Vail trail map. Vail Mountain Resorts photo.
Testimonies began last week in Eagle County, Colorado, regarding the avalanche death of 13-year-old Taft Conlin on January 22, 2012 at Vail Ski Resort. Conlin was killed in an in-bounds slide near the Upper Gate of Prima Cornice while skiing with 3 friends. He did not appear to be carrying any avalanche safety gear when he was caught.
Conlin’s parents, Louise H. Ingalls and Steve Conlin, are suing Vail as a “direct and proximal result” of Vail’s negligence that resulted in their son’s death, according to a District Court order courtesy of Chalat Law ski attorney Evan Banker. Damages include but are not limited to the pain, suffering, grief, funeral expenses and emotional stress that followed the death of their child.
In the coming weeks, the jury will decide whether Vail is responsible for the boy’s death, or if the trail was indeed sufficiently marked off. The dispute is regarding proper signage: prior to Conlin’s fatal run, ski patrollers closed off the Upper Gate of Prima Cornice due to avalanche risks. But 13-year-old Conlin hiked up from the open lower gate to get to the higher access point of the trail, and was killed in the resulting in-bounds slide.
Google Earth view of avalanche location. Colorado Avalanche Info Center photo.
“No one is saying that Vail failed to do avy control,” said ski attorney Evan Banker. “The problem was once they decided that Prima Cornice was too dangerous to ski, they ought to have closed all of the access gates. The dispute is whether the lower gate is an access gate for the upper one or not.”
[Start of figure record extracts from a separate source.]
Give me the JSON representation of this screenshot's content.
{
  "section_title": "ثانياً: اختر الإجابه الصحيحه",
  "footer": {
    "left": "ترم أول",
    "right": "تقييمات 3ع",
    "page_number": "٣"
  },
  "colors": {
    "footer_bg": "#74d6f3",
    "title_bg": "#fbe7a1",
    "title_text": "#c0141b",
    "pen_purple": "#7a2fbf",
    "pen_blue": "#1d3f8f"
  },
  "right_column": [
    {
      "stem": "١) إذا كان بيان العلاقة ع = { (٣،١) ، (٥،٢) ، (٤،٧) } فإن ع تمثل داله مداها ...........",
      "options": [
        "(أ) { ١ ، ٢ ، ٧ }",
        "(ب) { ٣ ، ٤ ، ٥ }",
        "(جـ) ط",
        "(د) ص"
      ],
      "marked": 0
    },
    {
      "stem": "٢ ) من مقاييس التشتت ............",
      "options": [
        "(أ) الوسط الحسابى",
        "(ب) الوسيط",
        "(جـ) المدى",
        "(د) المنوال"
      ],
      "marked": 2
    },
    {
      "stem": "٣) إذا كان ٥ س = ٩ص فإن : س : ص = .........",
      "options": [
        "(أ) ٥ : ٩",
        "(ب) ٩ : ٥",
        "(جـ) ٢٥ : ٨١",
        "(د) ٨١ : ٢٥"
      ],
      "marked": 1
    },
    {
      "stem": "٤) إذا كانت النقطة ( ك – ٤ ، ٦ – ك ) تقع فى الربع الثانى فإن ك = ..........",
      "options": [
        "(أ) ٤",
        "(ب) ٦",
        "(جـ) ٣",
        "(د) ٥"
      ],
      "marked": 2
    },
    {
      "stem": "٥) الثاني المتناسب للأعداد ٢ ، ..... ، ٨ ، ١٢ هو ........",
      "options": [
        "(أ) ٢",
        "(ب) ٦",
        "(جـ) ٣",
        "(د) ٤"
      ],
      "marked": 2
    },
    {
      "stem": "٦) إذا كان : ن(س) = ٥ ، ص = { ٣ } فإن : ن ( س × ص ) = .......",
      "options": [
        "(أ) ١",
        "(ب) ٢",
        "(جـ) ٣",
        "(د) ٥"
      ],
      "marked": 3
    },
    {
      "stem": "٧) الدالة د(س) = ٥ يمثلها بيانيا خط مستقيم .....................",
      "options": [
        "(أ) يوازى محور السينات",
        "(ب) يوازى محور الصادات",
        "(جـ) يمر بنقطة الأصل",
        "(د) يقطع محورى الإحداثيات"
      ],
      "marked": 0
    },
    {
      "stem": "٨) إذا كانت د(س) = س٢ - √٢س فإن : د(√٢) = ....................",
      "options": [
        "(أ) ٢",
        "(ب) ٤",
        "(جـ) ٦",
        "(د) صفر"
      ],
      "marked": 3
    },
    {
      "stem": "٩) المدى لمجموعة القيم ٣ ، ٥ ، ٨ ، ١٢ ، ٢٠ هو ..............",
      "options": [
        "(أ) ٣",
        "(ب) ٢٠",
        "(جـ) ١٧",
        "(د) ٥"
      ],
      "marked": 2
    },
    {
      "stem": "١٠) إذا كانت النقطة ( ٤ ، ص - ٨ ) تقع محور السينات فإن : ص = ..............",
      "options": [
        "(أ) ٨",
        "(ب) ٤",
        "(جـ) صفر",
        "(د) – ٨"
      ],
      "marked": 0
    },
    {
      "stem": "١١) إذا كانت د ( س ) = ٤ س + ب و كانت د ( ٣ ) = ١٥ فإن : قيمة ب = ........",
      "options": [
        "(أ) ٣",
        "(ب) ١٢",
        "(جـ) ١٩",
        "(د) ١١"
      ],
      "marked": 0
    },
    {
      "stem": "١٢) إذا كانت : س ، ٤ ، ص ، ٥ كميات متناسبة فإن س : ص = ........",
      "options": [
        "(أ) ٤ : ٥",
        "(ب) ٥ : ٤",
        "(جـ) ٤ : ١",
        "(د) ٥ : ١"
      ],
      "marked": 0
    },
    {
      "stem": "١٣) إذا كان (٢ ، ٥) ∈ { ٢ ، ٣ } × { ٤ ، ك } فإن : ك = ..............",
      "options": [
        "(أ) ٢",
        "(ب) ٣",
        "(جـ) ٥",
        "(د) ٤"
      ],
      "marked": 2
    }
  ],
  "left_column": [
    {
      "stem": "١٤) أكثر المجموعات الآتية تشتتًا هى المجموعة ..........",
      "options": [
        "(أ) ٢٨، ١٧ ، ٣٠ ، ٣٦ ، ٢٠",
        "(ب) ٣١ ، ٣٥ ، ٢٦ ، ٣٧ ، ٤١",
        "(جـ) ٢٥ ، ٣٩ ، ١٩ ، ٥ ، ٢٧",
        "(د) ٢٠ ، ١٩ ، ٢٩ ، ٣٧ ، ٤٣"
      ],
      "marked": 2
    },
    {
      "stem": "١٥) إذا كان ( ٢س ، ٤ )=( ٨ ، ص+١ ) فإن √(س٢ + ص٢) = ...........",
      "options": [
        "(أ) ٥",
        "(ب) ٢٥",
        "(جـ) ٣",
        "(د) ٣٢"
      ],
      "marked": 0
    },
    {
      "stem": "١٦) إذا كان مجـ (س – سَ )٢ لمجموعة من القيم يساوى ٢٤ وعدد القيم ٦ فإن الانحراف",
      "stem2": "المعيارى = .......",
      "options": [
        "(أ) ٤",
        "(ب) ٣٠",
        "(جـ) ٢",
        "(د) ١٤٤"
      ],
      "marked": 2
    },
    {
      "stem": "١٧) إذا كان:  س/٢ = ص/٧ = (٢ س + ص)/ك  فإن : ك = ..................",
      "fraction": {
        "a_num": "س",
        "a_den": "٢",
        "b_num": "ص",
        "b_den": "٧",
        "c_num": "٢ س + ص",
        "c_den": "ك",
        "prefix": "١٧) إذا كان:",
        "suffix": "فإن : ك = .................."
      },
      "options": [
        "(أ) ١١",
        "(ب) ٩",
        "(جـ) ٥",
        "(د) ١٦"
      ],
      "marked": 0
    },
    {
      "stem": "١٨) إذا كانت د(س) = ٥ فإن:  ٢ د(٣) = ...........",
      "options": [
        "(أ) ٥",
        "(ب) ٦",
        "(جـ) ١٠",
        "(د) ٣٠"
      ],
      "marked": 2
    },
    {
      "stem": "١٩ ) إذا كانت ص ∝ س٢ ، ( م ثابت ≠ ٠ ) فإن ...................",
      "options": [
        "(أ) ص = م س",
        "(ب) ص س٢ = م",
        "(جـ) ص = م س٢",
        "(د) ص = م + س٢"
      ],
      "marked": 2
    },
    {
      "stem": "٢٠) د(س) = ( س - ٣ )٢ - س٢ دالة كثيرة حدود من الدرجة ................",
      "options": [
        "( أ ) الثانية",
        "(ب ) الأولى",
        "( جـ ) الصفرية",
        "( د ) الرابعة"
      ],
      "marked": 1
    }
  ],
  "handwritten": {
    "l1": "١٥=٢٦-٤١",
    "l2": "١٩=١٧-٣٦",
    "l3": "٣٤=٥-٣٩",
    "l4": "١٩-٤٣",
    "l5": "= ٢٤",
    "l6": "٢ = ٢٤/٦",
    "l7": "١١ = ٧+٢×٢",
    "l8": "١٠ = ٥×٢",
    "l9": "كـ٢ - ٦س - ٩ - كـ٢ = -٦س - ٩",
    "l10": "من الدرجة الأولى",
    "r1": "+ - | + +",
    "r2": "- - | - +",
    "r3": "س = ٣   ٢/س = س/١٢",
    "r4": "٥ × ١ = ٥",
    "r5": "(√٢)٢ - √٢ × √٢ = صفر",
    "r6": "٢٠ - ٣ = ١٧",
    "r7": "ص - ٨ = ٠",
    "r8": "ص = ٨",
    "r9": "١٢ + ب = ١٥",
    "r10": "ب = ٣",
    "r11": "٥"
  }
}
In a June 12, 2018 article by the Summit Daily, Vail resort’s lead attorney Hugh Gottschalk stated that an area is open to skiing so long as gravity can get you there, per Vail’s terrain management. However, this is not explicitly outlined in Vail’s Mountain Safety Program.
According to the court order, the entire Prima Cornice trail could be, and regularly was, accessed through the Lower Gate of the trail, as the entrances are separated by only a few hundred feet vertically and about 500 feet horizontally.
View of the slide on 02/22/12, down slope. Colorado Avalanche Info Center photo.
“There is apparent evidence to suggest that Vail may have been aware of this and, despite this knowledge, did not close off access to the entirety of Prima Cornice from the Lower Gate,” according to another court order from the case.
The order additionally stated that Vail ski patrol's intent was for the portion of the trail between the Upper and Lower entrance gates to be inaccessible and closed off to recreation, yet Conlin accessed the trail from the Lower Gate and hiked back up, as had been done before.
Due to all of the discrete laws that are actionable in this specific case, the Colorado Ski Safety Act is heavily influencing the case. The SSA is in place “to further define the legal responsibilities of ski area operators and their agents and employees; to define the responsibilities of skiers using such ski areas; and to define the rights and liabilities existing between the skier and the ski area operator and between skiers.”
In order to win the case, Plaintiffs Ingalls and Conlin must establish that the Ski Safety Act was breached by Vail through a lack of proper signage, according to the first mentioned court order.